Tuesday, 15 June 2010
Central Saint Martins MA Exhibition - 25 June - 3 July 2010
If You Don’t Like the Road You Are Walking, Start Paving Another One
25 JUNE – 3 JULY 2010
PRIVATE VIEW: 24 JUNE 6PM – 9PM
Deptford Last Friday: 25 June, 12:00pm until 8.30pm
General Opening times: Thursday- Saturday 12-5pm or by appointment
Core Gallery is delighted to present an onsite collaborative experiment in collage, sculpture, photography, drawing, video and performance by four artists currently studying on the MA Fine Art at Central Saint Martins.
1. We will make work in the gallery.
2. We will work with limited materials.
3. We will work under a set of rules.
4. We will break the rules.
5. We will work independently.
6. We will work together.
7. We will do no work.
8. We are the work.
About the Artists:
My work has been sculpture based for the past five years and has evolved through various stages incorporating large outdoor public events as well as smaller, performative pieces. The work I have chosen for this show is called ‘Hostess’ and consists of three photographs of papier mache heads on sticks which are guests at a fantasy dinner party, where I am the perfect hostess, confident, witty and the centre of attention. This is in somewhat stark contrast to reality and these images depict an afternoon where I called the shots.
My work is a process that examines my environment and shifts through the narratives that are woven in it. I use these narratives in my work, particularly studying the historical implications of these in how we understand stories, how we remember, and how we place ourselves within them. Part of my process is collecting the remains of my environment (fliers, discarded tickets, receipts, menus) and layering them into a book inserting drawings and notes. I am rearranging, dispersing material in a way where subjectivities can unfold. This process runs parallel to my video practice where I work with fragments of video, some that I have found from the history of cinema and some that I have taken in my environment. Similarly I bring these video fragments together. I bring them together under a narrative, but use timing, pacing, and the quality of the image itself to play off of each other to expand the space and create a layering of histories.
Woven into a series of unstable historical narratives the artwork or art object undeniably exists, enduring only through reading, re-reading and re-invention.

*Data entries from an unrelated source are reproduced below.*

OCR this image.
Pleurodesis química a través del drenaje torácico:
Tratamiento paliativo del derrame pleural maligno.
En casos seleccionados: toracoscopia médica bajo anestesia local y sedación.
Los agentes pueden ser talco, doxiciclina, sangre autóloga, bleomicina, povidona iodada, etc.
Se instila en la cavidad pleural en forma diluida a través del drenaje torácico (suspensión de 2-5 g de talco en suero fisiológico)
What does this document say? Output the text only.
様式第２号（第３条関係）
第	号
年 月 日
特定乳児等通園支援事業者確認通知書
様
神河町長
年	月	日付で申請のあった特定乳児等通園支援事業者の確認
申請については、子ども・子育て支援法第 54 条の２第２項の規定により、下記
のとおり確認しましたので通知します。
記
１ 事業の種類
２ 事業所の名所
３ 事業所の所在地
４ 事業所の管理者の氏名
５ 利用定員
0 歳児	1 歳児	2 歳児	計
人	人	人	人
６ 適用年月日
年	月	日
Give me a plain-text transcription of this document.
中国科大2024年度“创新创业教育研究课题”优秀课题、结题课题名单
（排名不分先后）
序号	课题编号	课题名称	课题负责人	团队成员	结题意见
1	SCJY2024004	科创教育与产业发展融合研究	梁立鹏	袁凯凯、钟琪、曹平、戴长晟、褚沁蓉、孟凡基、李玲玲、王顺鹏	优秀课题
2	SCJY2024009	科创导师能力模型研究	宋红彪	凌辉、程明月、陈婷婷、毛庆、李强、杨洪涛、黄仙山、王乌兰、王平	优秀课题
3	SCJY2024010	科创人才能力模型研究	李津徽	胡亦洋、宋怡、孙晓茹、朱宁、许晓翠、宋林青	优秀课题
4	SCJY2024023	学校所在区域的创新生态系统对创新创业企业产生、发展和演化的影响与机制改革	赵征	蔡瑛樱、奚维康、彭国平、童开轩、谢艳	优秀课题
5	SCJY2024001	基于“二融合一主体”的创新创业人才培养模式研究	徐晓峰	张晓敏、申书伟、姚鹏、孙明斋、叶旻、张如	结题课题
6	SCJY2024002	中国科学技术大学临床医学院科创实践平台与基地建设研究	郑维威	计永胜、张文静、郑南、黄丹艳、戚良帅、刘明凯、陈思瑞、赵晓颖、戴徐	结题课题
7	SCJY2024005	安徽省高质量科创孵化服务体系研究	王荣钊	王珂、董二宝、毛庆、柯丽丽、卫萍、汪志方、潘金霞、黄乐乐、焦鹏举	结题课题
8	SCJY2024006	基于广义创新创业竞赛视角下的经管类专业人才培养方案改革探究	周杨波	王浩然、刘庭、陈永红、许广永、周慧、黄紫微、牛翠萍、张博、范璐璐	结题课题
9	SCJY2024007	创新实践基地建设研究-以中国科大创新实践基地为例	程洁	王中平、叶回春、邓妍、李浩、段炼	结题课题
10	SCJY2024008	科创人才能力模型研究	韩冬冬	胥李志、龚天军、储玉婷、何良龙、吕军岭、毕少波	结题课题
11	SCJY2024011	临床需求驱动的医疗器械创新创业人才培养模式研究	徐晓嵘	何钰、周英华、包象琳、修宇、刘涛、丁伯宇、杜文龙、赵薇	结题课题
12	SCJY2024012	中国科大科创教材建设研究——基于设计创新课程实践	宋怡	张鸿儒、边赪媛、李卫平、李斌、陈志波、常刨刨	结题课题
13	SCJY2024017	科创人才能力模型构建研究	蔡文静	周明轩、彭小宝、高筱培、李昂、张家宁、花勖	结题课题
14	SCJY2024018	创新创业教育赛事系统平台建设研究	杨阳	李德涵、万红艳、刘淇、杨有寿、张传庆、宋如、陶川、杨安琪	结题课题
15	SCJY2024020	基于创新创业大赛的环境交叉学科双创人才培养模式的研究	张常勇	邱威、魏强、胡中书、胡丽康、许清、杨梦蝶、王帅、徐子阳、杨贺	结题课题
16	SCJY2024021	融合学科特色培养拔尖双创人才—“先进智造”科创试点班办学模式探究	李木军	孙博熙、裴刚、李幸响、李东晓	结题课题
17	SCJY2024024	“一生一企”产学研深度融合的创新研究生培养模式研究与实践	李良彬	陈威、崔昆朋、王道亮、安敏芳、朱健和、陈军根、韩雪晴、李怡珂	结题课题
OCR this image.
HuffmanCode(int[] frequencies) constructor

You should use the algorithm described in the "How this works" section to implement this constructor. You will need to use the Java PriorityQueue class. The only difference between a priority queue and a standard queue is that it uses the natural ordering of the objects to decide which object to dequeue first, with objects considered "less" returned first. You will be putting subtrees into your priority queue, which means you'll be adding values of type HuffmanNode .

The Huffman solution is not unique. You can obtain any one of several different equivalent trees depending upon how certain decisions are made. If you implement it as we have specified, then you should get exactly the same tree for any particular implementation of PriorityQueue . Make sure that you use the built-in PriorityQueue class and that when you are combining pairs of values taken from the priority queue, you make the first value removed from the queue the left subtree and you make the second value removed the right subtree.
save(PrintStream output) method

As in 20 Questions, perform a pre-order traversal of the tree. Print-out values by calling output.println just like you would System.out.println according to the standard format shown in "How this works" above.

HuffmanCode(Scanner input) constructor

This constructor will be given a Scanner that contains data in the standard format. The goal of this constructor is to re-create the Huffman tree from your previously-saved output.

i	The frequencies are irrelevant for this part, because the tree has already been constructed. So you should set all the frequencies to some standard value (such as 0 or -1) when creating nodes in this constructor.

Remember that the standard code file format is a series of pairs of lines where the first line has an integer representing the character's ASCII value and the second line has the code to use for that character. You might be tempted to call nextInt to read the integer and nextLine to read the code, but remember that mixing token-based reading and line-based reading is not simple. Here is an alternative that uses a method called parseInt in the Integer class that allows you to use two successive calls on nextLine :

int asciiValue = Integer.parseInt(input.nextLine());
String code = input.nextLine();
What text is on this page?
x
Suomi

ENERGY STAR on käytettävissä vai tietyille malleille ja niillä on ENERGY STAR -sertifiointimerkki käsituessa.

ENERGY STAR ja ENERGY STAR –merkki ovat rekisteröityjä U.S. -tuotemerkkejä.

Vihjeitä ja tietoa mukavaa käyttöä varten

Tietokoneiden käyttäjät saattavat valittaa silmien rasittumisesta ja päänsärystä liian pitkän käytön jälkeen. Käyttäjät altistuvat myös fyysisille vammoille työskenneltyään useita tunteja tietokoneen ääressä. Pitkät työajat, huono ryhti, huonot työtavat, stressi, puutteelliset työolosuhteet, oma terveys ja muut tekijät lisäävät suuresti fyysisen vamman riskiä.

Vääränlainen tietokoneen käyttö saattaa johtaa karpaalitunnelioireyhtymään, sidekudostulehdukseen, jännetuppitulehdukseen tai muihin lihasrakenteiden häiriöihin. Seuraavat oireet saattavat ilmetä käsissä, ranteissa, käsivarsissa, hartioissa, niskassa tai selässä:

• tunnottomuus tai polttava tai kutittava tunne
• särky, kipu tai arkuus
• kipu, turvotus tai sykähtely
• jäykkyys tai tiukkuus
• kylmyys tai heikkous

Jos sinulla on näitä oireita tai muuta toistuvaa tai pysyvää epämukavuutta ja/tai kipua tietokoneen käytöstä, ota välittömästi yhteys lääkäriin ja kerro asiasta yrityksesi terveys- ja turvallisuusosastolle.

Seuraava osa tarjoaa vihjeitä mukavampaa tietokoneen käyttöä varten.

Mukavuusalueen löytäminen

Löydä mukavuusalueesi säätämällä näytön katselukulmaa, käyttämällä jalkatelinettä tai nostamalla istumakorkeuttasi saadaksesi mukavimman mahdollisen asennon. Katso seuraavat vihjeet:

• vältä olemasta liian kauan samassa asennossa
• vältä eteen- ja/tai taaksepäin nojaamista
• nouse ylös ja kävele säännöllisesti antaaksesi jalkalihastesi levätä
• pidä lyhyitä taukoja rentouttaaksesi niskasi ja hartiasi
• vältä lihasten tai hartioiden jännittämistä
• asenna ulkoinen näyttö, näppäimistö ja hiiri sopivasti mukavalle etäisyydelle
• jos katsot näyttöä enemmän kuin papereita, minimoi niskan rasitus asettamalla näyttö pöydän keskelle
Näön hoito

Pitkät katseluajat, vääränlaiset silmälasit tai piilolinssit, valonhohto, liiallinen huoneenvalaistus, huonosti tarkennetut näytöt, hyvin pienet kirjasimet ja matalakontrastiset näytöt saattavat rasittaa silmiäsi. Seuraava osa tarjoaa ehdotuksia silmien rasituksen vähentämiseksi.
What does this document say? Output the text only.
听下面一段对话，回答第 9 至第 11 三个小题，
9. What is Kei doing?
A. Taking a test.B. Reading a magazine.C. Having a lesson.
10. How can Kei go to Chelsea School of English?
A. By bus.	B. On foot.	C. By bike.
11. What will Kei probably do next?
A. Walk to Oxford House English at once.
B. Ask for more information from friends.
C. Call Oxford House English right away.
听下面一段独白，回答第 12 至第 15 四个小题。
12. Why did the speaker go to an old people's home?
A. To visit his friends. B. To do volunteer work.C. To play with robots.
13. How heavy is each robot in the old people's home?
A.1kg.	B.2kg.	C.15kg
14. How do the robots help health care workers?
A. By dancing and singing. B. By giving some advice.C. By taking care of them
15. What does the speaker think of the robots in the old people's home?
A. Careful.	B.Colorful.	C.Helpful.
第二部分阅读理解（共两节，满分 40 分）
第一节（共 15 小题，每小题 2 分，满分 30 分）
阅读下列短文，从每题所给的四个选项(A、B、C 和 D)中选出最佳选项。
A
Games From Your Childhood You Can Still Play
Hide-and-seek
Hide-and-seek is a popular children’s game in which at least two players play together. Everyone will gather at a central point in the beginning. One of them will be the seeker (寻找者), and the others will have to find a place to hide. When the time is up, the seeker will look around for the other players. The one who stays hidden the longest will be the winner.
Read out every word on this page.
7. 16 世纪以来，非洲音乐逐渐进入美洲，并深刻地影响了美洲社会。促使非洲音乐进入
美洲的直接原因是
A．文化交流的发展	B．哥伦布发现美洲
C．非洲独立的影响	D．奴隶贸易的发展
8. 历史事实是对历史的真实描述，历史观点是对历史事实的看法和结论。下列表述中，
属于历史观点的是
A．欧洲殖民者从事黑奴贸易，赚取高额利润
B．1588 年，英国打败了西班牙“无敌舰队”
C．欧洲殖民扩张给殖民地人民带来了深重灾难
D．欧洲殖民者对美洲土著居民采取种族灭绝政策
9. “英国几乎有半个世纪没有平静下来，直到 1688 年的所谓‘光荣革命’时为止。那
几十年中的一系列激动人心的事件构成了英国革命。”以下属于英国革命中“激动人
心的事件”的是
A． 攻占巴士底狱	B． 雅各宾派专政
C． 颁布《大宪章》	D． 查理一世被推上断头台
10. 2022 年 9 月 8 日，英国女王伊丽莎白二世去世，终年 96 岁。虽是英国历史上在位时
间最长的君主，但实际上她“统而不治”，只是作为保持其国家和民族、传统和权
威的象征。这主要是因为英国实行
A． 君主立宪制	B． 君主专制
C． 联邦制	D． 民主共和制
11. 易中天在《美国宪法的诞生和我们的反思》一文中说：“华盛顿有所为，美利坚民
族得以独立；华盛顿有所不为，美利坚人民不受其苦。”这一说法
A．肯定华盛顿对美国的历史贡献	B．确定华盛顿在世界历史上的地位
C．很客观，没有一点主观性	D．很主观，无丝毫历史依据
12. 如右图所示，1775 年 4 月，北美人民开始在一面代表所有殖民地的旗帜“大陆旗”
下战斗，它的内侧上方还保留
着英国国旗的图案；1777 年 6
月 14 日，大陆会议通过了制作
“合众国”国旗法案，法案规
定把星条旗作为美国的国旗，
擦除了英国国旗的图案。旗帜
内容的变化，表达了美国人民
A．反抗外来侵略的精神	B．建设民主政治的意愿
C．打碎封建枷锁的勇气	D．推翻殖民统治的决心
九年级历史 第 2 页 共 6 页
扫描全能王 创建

What this endurance of the artwork or art object can reveal about the nature of history is central to my practice.
Most of my work is inspired by real and surreal world, movies and actors, cityscapes and nature. My practice tends to render equivalent two typologies of work: painting and collage. There are ‘two sarahs’ in a way, a serious, controlled one and
a crazy freer one. The minimalist landscapes painted with gloss and oil paint on aluminium or stainless steel sheets and collages, answering to the principles of minimalism, it is question of precision, conceptual coldness and the importance of the physical presence of the materials. Doing collage is more emotional, it is paying attention to details, outlining selected shapes, it is a funny meeting of oppositions, happening at the surface of things.
Furthermore, collage is obviously mostly based on the mode of reappropriation because it is choosing pre-existing forms from different sources you find singular in everyday life. However, my intention is different from entertainment or communication because it
doesn’t serve for needs, I am driving my work to a dimension Heidegger calls ‘an unusual space’, a freed space, ‘clearing a space larger than the typical space’. To approach this particular space, I make an effort of presence of the work, by presence I mean density of manifestation, how to increase the presence (charisma) of the shape shown in its relation with the world (the wall and the space of exhibition, the light, the viewers).